At root, the modern funeral represents the privatisation of what, hitherto, was a public event. A funeral was one of the great punctuation marks in the life of a community. Open to all, imparting its lessons of Last Things to everyone, sharing a life story to a universal audience. But as soon as we start to treat funerals like a family ‘do’, where commemoration becomes a series of in-jokes or semi-private reflections, we close off the lives of others from that clear-eyed posthumous examination which only comes when their race is run. I am happy to leave it to the priest. It’s his gig. He will sum up my wife’s life, approaching that task not dispassionately, but at one step removed.
Then there’s the ‘celebration’ element. I have emailed friends and former colleagues with details of my wife’s funeral, politely asking them to leave their Hawaiian shirts and pink helium balloons at home. Black please, if you don’t mind. It’s unfair on children to insist that a funeral should mean rejoicing in a life now passed. Maybe grown-ups can handle the cognitive dissonance required in ‘celebrating’ a life rather than, you know, being all morbid. But I seriously doubt children can.
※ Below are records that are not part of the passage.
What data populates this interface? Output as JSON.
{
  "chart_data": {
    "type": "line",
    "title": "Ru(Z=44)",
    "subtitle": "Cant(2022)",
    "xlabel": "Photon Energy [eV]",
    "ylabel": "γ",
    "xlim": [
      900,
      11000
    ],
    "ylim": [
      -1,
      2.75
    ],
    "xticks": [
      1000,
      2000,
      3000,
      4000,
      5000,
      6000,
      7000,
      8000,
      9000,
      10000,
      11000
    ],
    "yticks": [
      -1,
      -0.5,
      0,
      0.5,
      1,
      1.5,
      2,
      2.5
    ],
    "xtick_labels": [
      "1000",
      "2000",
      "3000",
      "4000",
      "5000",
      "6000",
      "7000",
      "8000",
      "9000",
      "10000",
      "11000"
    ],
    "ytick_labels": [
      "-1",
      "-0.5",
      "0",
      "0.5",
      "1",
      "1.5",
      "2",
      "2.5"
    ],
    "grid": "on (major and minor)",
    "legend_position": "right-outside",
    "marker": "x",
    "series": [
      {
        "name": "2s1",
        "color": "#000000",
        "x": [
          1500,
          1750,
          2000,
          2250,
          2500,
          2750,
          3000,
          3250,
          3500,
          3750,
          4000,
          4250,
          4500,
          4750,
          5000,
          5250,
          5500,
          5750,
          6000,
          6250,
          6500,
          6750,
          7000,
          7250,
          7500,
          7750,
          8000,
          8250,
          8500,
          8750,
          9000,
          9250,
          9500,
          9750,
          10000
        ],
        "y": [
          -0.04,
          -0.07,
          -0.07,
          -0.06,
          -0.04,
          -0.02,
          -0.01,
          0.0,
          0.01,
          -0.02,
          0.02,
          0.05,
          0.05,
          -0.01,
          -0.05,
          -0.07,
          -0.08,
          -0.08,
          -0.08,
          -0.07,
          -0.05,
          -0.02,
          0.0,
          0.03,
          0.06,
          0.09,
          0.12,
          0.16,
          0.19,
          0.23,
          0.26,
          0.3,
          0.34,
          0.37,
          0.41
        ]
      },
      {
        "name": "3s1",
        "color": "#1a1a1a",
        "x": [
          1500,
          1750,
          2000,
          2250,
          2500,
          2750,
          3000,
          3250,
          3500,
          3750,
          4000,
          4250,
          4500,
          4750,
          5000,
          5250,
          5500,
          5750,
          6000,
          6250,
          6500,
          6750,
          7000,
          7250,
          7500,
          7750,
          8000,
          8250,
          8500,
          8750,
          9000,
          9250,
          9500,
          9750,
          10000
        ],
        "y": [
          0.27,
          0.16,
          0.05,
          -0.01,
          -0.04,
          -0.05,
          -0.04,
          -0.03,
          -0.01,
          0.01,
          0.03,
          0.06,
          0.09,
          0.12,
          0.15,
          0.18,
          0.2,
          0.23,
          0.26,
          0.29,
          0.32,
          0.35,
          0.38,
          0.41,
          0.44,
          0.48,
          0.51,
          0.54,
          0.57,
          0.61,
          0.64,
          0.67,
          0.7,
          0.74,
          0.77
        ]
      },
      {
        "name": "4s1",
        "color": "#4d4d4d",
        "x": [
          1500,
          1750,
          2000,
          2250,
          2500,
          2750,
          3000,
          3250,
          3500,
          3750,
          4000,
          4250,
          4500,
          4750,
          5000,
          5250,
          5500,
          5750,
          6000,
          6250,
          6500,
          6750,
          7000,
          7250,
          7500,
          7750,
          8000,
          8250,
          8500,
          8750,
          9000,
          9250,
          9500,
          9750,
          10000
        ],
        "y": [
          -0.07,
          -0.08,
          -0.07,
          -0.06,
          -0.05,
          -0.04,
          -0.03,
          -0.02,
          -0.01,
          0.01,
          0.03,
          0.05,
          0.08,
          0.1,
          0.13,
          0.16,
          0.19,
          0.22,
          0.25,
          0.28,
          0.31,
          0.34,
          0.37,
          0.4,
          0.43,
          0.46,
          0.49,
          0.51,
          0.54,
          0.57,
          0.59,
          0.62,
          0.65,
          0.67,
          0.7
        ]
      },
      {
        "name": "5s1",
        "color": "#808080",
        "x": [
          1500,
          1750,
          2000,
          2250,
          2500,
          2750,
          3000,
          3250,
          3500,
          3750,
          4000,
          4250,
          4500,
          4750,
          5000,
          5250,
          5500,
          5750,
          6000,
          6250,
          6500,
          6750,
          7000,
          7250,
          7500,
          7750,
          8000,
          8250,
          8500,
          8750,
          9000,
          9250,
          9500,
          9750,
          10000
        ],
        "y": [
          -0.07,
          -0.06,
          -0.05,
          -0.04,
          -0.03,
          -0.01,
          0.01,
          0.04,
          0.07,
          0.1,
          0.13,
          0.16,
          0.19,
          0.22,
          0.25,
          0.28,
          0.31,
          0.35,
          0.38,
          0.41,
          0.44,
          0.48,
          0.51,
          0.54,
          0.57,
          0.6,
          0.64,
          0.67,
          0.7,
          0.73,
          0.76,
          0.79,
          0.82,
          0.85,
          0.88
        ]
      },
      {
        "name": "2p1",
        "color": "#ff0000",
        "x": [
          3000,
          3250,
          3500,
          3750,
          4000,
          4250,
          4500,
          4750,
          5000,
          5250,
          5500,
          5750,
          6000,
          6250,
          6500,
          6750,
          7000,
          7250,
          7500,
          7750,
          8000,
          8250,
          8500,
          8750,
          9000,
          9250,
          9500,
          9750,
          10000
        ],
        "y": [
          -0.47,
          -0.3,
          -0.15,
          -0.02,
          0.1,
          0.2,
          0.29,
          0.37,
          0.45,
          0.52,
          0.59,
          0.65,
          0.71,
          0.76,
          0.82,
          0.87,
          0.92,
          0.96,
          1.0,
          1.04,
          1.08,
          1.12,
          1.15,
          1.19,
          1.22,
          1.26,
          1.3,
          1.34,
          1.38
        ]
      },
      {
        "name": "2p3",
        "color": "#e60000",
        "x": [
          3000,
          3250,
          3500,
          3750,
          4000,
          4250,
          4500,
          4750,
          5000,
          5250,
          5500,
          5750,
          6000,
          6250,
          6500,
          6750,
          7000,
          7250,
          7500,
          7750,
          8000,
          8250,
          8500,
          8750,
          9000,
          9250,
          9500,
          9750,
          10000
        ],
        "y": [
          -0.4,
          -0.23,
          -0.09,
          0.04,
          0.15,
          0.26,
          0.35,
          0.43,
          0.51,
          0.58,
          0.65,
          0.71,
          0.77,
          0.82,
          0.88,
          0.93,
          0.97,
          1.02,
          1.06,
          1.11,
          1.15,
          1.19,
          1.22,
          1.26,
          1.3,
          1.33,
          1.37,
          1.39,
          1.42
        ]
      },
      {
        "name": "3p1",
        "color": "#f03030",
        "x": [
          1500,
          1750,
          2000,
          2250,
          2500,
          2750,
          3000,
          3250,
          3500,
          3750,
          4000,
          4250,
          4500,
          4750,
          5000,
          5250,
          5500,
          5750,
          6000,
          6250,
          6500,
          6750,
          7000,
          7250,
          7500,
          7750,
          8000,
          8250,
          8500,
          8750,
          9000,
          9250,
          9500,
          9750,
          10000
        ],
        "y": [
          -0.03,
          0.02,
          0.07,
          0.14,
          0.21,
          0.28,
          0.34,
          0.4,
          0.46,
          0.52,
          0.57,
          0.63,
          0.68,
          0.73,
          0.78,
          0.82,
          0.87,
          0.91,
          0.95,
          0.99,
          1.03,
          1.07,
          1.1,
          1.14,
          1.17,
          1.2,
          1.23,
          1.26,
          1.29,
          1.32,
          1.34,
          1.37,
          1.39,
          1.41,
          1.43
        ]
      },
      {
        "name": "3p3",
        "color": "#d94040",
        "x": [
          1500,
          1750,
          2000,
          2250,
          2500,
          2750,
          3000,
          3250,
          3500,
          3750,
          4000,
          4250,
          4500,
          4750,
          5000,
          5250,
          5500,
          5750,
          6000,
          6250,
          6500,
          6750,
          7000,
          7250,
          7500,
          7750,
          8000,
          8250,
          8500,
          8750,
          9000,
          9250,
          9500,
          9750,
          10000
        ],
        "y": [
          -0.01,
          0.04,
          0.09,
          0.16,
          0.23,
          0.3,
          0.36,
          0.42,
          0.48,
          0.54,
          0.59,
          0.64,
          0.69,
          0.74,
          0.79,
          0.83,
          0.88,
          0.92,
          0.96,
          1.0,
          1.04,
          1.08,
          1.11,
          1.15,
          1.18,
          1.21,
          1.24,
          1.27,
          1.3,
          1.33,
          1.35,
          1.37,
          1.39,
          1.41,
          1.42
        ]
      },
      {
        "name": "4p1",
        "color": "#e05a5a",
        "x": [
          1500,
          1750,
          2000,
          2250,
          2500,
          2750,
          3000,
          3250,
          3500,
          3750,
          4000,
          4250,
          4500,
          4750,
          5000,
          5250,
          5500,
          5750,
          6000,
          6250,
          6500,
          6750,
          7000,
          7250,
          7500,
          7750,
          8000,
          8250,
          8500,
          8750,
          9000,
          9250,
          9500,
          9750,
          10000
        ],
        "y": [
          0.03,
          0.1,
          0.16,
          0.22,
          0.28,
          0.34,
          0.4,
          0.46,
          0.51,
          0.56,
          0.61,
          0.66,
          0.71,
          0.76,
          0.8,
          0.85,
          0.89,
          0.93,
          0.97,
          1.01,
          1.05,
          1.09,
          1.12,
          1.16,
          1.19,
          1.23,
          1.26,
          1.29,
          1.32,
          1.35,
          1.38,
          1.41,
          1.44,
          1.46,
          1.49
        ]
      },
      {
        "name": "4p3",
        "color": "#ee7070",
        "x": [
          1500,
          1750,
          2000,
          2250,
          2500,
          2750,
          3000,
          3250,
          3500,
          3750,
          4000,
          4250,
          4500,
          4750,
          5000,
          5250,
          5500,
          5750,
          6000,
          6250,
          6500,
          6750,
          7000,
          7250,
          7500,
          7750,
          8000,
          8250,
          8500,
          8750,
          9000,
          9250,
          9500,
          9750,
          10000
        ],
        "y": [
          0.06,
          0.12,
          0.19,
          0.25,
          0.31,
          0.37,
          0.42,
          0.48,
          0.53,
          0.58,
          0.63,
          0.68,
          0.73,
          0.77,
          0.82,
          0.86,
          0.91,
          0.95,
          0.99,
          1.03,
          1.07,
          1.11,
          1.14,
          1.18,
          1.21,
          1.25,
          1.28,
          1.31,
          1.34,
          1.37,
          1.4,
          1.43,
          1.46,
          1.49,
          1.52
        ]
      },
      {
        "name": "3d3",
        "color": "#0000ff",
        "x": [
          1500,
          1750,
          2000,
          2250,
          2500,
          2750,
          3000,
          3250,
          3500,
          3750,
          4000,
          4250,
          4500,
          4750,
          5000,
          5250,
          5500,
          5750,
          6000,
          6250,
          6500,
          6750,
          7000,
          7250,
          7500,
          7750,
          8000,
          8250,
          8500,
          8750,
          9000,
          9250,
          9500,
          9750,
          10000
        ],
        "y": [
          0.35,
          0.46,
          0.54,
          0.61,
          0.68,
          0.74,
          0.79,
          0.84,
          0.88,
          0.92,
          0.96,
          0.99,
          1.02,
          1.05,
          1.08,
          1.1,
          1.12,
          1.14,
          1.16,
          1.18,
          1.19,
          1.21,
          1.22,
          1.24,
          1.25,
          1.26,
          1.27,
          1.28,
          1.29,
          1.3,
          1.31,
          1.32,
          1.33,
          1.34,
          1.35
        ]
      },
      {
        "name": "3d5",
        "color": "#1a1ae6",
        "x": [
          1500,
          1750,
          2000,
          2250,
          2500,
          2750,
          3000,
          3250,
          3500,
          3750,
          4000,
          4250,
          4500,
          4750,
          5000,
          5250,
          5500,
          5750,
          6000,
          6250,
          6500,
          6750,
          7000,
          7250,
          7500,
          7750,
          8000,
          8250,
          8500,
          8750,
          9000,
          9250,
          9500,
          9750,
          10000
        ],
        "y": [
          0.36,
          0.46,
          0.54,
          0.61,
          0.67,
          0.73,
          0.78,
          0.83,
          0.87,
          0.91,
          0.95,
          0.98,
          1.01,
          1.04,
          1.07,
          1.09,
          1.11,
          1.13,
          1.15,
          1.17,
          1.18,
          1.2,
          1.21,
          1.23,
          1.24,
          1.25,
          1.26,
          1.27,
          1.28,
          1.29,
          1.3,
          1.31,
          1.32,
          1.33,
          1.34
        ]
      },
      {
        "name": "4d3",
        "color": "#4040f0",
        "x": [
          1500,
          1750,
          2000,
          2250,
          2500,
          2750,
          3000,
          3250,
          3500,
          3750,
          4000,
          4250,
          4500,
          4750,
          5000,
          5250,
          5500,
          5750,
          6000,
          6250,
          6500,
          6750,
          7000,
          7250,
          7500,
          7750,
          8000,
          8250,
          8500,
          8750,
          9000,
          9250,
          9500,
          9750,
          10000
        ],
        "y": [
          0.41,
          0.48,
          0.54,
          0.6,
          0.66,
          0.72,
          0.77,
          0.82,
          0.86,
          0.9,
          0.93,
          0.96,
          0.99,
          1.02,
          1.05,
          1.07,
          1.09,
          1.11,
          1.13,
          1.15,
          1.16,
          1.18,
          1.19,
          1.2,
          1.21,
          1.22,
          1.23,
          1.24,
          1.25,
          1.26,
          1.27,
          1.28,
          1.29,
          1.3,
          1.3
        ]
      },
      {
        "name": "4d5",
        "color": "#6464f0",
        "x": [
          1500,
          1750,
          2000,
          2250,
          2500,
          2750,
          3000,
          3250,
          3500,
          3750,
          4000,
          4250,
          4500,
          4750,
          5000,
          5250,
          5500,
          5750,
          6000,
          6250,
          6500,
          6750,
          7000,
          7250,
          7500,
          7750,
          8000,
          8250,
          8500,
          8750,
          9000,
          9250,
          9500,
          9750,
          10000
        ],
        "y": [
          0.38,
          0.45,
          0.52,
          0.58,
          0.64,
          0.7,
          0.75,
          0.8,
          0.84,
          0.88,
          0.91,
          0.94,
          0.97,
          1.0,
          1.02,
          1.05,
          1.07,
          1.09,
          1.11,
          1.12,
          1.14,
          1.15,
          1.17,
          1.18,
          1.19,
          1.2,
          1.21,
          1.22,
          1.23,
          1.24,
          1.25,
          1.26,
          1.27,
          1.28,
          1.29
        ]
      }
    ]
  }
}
Wearing black gives people licence to be lachrymose. If you see someone blubbing outside a pub wearing a black suit and tie, you have a clue as to why. Treat a funeral like Ascot’s Ladies Day and not only does that trivialise death, but the spotlight of consolation shifts away from the family, where it would have been had the congregation dressed uniformly. My darling wife would not have demanded that tears be shed for her. But she was enough of a realist to know that they would be. She knew the difference between a wedding and a funeral, and would expect guests to dress to reflect that. She suspected that asking people to dress up in bright colours was one small step away from an injunction to ‘be jolly’.
There’s nothing funky about turning death into a fashion parade and a free-for-all of self-realisation. It is asinine and, if it inhibits the necessary catharsis of the grieving process, it may end up being a mental health time bomb. The old stuff — the black and the solemn — works because it distills the wisdom of ages.